Unless you don't have admin rights to the RDP environment? In which case I'd be building my own VPS for quickbooks pretty much anywhere.

P.S. Trust me when I tell you, that you do NOT want your clients having more than one source for O365/Azure subscriptions. Doing that usually results in multiple tenants for the users to manage... and the sign on issues are ENDLESS. So not to put too fine a point on it, if you want to support O365, you must also support Azure... you have no choice.
 
I "think" the app cloud license is 20 bucks more..but you need to purchase an O365 E3 license.
If you already have your own E3 license...give them a call.
Or if they're on the O365 Biz Prem....consider the 8 bucks upgrade to E3...if they allow you to bring you own license and not have to pay 20 bucks more.
 
Might be way off base here, but why not convert to QuickBooks Online?

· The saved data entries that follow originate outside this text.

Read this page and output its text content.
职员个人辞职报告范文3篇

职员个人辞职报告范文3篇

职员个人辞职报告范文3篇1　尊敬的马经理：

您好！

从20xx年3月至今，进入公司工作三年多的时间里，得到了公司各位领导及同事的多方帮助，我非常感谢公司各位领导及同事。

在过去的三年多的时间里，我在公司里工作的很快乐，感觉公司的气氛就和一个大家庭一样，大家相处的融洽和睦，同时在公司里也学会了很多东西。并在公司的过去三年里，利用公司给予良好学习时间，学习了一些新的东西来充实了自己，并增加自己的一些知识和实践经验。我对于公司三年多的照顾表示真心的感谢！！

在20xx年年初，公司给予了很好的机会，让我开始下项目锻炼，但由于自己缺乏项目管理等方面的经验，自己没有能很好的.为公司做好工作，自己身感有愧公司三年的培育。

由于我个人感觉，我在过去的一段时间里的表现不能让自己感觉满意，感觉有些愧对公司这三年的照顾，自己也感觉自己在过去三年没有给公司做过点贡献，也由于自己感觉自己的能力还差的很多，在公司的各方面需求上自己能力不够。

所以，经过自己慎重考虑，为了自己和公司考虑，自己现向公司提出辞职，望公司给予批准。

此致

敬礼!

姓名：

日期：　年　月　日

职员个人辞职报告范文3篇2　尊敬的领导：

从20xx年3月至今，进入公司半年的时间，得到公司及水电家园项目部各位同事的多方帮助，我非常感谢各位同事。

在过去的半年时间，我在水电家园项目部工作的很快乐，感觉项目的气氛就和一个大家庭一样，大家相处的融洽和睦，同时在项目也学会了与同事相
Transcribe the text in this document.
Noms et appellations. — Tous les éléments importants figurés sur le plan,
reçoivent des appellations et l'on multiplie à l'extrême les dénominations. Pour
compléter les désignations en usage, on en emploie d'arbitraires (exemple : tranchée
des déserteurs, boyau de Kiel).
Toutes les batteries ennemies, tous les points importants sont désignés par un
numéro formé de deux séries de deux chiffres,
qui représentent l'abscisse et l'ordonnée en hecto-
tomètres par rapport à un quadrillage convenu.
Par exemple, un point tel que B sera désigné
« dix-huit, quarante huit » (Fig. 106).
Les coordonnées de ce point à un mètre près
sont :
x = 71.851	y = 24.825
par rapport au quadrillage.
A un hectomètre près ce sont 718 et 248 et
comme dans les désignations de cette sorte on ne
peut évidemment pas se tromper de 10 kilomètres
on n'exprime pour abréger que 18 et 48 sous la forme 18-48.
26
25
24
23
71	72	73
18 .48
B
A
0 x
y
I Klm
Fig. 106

(Anecdote: moved a small user to that today. Had to install trial of QB 2020 to get converted. Her machine had a 4K display scaled down. Twice I was tripped up because some of the bitmaps in QB 2020 are too small or got positioned off-screen making it seem the program had frozen. I remember dealing with similar sloppy programming issues related to scaled displays six years ago. Bottom line, their desktop software still sucks and now I think they really don't give a crap as I think they think their future is online.)
 
Quickbooks online isn't very useful for accountants, and for the rest of us mere mortals there are two glaring issues...

1.) Sometimes you need your financials when the internet is down.
2.) QB Online is missing features compared to Pro Desktop.